Elle ne se plaignit pas de l’absence de Maeve – au contraire. À n’en pas douter, l’enchanteresse lui aurait reproché le désordre qui régnait dans sa chaumière.

            – Faites attention ! ne put-elle s’empêcher de s’écrier lorsque les serviteurs soulevèrent l’armure.

            Ils avaient l’habitude de porter leur maîtresse avec délicatesse, l’armure ne craignait rien, pourtant, Jehane redoutait la moindre secousse. Elle avait manqué de temps pour s’assurer que chaque partie était solidement attachée aux autres. Sa nervosité grandit lorsque les automates franchirent la porte d’entrée et prirent la direction du château.

            – Je vous suis ! lança-t-elle en s’élançant à leur suite.

            Sur le chemin, elle essaya tant bien que mal de défroisser le tissu de sa robe sous le tablier de forgeron. Elle avait jeté au feu les haillons dans lesquels elle avait reçu l’enchanteresse, la semaine précédente, mais cela ne la rendait pas plus présentable pour autant. Elle aurait aimé s’être au moins passé un peu d’eau sur le visage avant de retourner dans le havre de faste et de beauté que constituait le château de Maeve.
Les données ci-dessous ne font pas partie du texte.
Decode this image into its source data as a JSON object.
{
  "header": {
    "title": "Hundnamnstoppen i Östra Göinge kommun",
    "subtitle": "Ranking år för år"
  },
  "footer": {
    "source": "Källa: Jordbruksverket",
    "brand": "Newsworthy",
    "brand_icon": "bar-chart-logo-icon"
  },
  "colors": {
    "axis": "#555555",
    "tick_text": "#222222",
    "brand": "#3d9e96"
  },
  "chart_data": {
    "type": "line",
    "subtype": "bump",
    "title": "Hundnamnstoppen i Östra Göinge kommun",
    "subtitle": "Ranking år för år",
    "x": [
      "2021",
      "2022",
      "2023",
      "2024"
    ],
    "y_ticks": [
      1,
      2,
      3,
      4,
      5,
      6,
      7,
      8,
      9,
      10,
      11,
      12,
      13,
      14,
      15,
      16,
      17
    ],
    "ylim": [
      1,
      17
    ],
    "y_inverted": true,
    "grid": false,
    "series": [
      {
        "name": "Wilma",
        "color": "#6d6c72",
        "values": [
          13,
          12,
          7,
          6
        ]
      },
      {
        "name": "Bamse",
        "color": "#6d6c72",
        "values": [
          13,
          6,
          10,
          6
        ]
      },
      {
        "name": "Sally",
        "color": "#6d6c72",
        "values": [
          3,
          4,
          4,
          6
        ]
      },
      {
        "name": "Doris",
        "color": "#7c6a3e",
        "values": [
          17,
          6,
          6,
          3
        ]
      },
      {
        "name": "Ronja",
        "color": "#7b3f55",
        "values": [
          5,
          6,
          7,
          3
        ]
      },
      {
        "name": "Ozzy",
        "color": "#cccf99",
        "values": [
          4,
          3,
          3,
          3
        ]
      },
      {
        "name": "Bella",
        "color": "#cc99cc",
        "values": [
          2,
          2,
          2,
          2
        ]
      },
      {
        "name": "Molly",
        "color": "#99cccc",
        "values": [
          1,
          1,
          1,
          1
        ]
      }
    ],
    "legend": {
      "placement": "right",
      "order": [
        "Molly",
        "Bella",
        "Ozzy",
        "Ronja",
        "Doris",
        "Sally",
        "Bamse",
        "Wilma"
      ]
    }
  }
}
            Elle retira ses sabots lorsqu’elle se rendit compte qu’ils laissaient derrière elle des traces noires sur le sol de marbre blanc. Et les remit aussitôt en s’apercevant que ses pieds n’étaient pas beaucoup plus propres. L’ascension de l’escalier ne dura pas aussi longtemps que la dernière fois. À dire vrai, elle lui parut même trop courte. Son cœur menaçait de briser les os de sa poitrine à force de battre à tout rompre. Qu’allait penser Maeve de son œuvre ? Serait-elle à la hauteur de ses exigences ? Et si elle ne l’était pas, quel sort lui réservait l’enchanteresse ? Elle réprima un frisson.

            Les automates dépassèrent la chambre de Maeve pour la mener loin dans le couloir. Ils en traversèrent deux encore avant de s’arrêter devant une porte ouverte. Maeve, éternellement assise, les attendait dans une pièce abandonnée aux ombres.

            – Entre, petit oiseau.

            Jehane avança à pas de loup. Les rideaux avaient été tirés, masquant la lumière de la lune. Seules quelques bougies posées à même le sol apportaient un peu de lumière. Le malaise que provoquait l’intimité calfeutrée de cette salle s’accrut lorsque les automates y pénétrèrent à leur tour. L’armure n’y semblait pas à sa place. Elle envahissait tout l’espace, le saturait, rendant l’air irrespirable.

            Jehane retint son souffle.

            – Bien, décréta Maeve. Voyons ce que tu m’as apporté.